The course, a steep, rocky trail starting at Manitou Springs, climbs 7,700 feet before ending 14.3 miles later at about 14,000 feet.
“We enjoy watching her run,” her father said Sunday as the family relaxed in their Table Mesa home.
But he and his wife, Janine, admitted they were chewing their fingernails as they watched their daughter run because of the physical punishment such a race metes out.
The competition was stiff, too, with Lize racing in a field of 1,200 people-mostly adults. Judy McCreery, 25, of Golden, came in second place for the women, trailing Lize by four minutes. Carl Chester, 29, of Gallup, N.M., placed first among the men with a time of 2:12.54 – 24 minutes ahead of Lize.
“We don’t push her, we don’t try to hold her back,” Wesley Brittin said.
After only 18 months of running, Lize has collected some impressive wins. She placed first in the Coors Light Challenge in Denver and the Flagstaff Run this summer. She also placed ninth in the Bolder Boulder Race May 30, and gathered numerous medals and blue ribbons in other races.
“Even if she did nothing any better, she would still have a wonderful year,” her mother said.
“We’re not talking about the Olympics. It’s too early. She’s so young. So many things can happen. We just go from race to race,” her parents said, talking almost in unison.
Lize collapsed after crossing the finish line Saturday, suffering from leg cramps. But after being given oxygen, she recovered 45 minutes later.
Sunday Lize said her legs still felt a little sore and her calves were stiff, but other than that she was all right and wanted to run.
The toughest part of the course came toward the end; she recalled when she encountered the steepest part of the climb – a series of switchbacks called the Sixteen Steps.
“I kept thinking I had already passed it. There were so many switchbacks. Where I thought I was getting close to the finish I saw the sign, Sixteen Steps. I tried not to panic.
“I enjoyed it so much, no matter how tired I was.”
The Denver Post Running August 1983
Record Time for Brittin at Pikes Peak Ascent
Lize Brittin made her coach look like a clairvoyant.
“She will break the Pikes Peak Ascent record in August,” Roger Briggs predicted six weeks ago of his standout. “She’s training well and might just be the best woman mountain runner in the world at this point.”
Brittin, a junior-to-be at Fairview, this fall, didn’t falter in the face of such lofty predictions.

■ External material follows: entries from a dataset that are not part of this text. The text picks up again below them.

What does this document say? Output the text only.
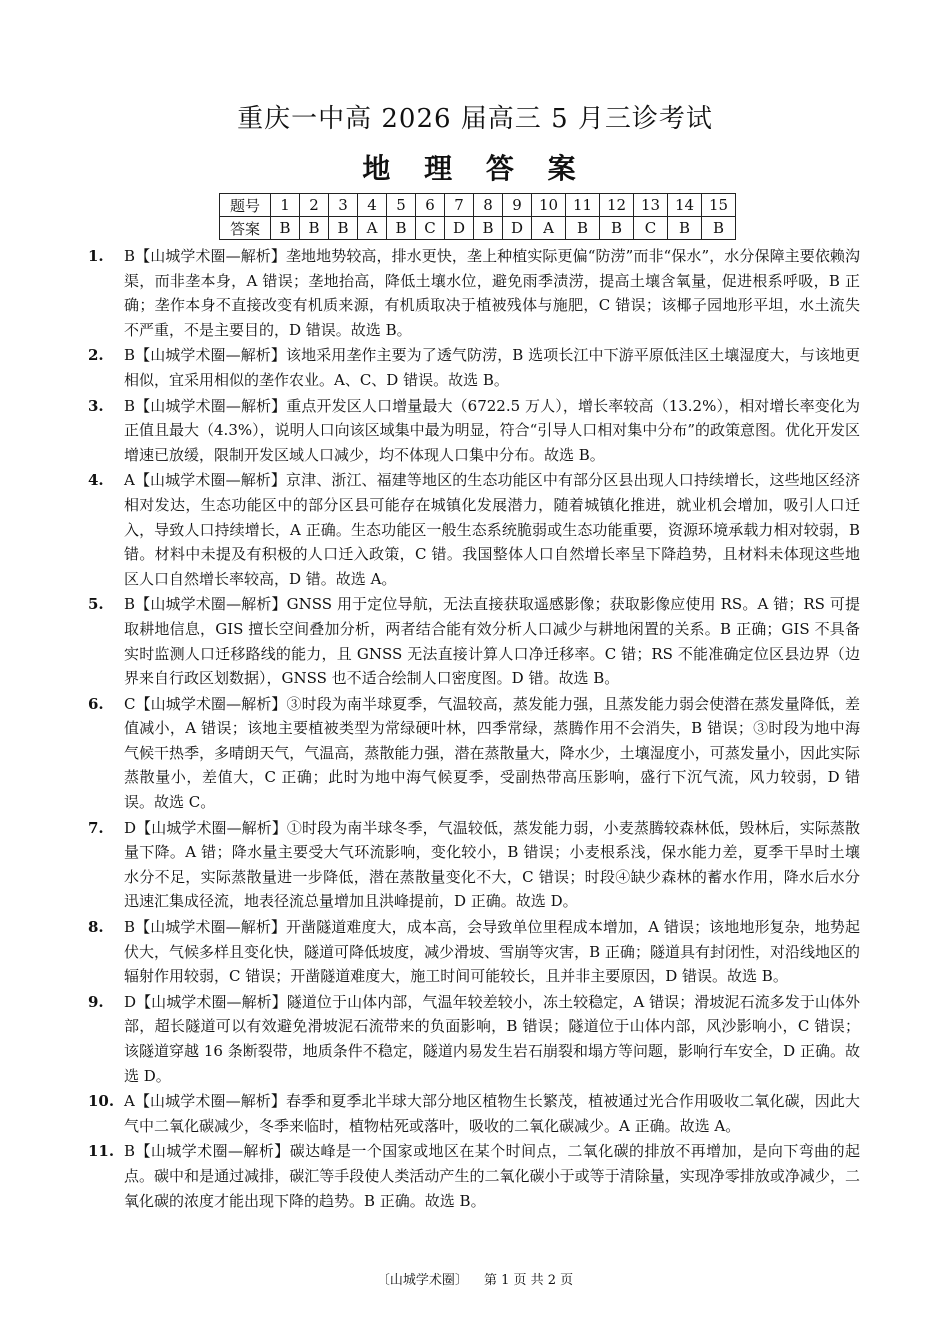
重庆一中高 2026 届高三 5 月三诊考试
地 理 答 案
题号	1	2	3	4	5	6	7	8	9	10	11	12	13	14	15
答案	B	B	B	A	B	C	D	B	D	A	B	B	C	B	B
1. B【山城学术圈—解析】垄地地势较高，排水更快，垄上种植实际更偏“防涝”而非“保水”，水分保障主要依赖沟渠，而非垄本身，A 错误；垄地抬高，降低土壤水位，避免雨季渍涝，提高土壤含氧量，促进根系呼吸，B 正确；垄作本身不直接改变有机质来源，有机质取决于植被残体与施肥，C 错误；该椰子园地形平坦，水土流失不严重，不是主要目的，D 错误。故选 B。
2. B【山城学术圈—解析】该地采用垄作主要为了透气防涝，B 选项长江中下游平原低洼区土壤湿度大，与该地更相似，宜采用相似的垄作农业。A、C、D 错误。故选 B。
3. B【山城学术圈—解析】重点开发区人口增量最大（6722.5 万人），增长率较高（13.2%），相对增长率变化为正值且最大（4.3%），说明人口向该区域集中最为明显，符合“引导人口相对集中分布”的政策意图。优化开发区增速已放缓，限制开发区域人口减少，均不体现人口集中分布。故选 B。
4. A【山城学术圈—解析】京津、浙江、福建等地区的生态功能区中有部分区县出现人口持续增长，这些地区经济相对发达，生态功能区中的部分区县可能存在城镇化发展潜力，随着城镇化推进，就业机会增加，吸引人口迁入，导致人口持续增长，A 正确。生态功能区一般生态系统脆弱或生态功能重要，资源环境承载力相对较弱，B 错。材料中未提及有积极的人口迁入政策，C 错。我国整体人口自然增长率呈下降趋势，且材料未体现这些地区人口自然增长率较高，D 错。故选 A。
5. B【山城学术圈—解析】GNSS 用于定位导航，无法直接获取遥感影像；获取影像应使用 RS。A 错；RS 可提取耕地信息，GIS 擅长空间叠加分析，两者结合能有效分析人口减少与耕地闲置的关系。B 正确；GIS 不具备实时监测人口迁移路线的能力，且 GNSS 无法直接计算人口净迁移率。C 错；RS 不能准确定位区县边界（边界来自行政区划数据），GNSS 也不适合绘制人口密度图。D 错。故选 B。
6. C【山城学术圈—解析】③时段为南半球夏季，气温较高，蒸发能力强，且蒸发能力弱会使潜在蒸发量降低，差值减小，A 错误；该地主要植被类型为常绿硬叶林，四季常绿，蒸腾作用不会消失，B 错误；③时段为地中海气候干热季，多晴朗天气，气温高，蒸散能力强，潜在蒸散量大，降水少，土壤湿度小，可蒸发量小，因此实际蒸散量小，差值大，C 正确；此时为地中海气候夏季，受副热带高压影响，盛行下沉气流，风力较弱，D 错误。故选 C。
7. D【山城学术圈—解析】①时段为南半球冬季，气温较低，蒸发能力弱，小麦蒸腾较森林低，毁林后，实际蒸散量下降。A 错；降水量主要受大气环流影响，变化较小，B 错误；小麦根系浅，保水能力差，夏季干旱时土壤水分不足，实际蒸散量进一步降低，潜在蒸散量变化不大，C 错误；时段④缺少森林的蓄水作用，降水后水分迅速汇集成径流，地表径流总量增加且洪峰提前，D 正确。故选 D。
8. B【山城学术圈—解析】开凿隧道难度大，成本高，会导致单位里程成本增加，A 错误；该地地形复杂，地势起伏大，气候多样且变化快，隧道可降低坡度，减少滑坡、雪崩等灾害，B 正确；隧道具有封闭性，对沿线地区的辐射作用较弱，C 错误；开凿隧道难度大，施工时间可能较长，且并非主要原因，D 错误。故选 B。
9. D【山城学术圈—解析】隧道位于山体内部，气温年较差较小，冻土较稳定，A 错误；滑坡泥石流多发于山体外部，超长隧道可以有效避免滑坡泥石流带来的负面影响，B 错误；隧道位于山体内部，风沙影响小，C 错误；该隧道穿越 16 条断裂带，地质条件不稳定，隧道内易发生岩石崩裂和塌方等问题，影响行车安全，D 正确。故选 D。
10. A【山城学术圈—解析】春季和夏季北半球大部分地区植物生长繁茂，植被通过光合作用吸收二氧化碳，因此大气中二氧化碳减少，冬季来临时，植物枯死或落叶，吸收的二氧化碳减少。A 正确。故选 A。
11. B【山城学术圈—解析】碳达峰是一个国家或地区在某个时间点，二氧化碳的排放不再增加，是向下弯曲的起点。碳中和是通过减排，碳汇等手段使人类活动产生的二氧化碳小于或等于清除量，实现净零排放或净减少，二氧化碳的浓度才能出现下降的趋势。B 正确。故选 B。
〔山城学术圈〕 第 1 页 共 2 页
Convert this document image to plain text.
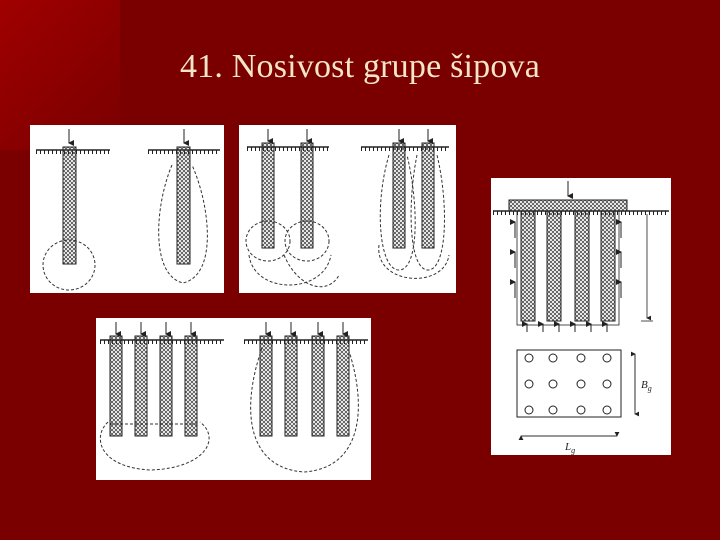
41. Nosivost grupe šipova
$B_g$
$L_g$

Last Saturday, the slight youngster trudged up the 14.3-mile Pikes Peak Ascent Race with Briggs alongside her in 2 hours, 39 minutes and 44 seconds to not only win the women’s overall championship but, as Briggs had boldly predicted earlier, break the course record by nearly 90 seconds and become the first female runner to break the 2:40 barrier.
In her eagerness to break the record, Brittin’s early pace was too fast. That caused problems at the finish – a much slower pace and collapse at the finish line. After oxygen was administered to the determined youngster, she said the time was still several minutes slower than she had hoped for.
“She finished three or four minutes slower than she wanted to,” Briggs said. “She was so cranked up at the start that we went out way too fast and I couldn’t hold her back. But that’s still an amazing performance by a 16-year-old girl.”
Brittin’s time broke the old time record of 2:41.06 set by Lynn Bjorklund of New Mexico and was nearly four minutes ahead of this year’s runner-up. It was the first time she had competed in the event near Colorado Springs which features an elevation gain of nearly 8, 000 feet.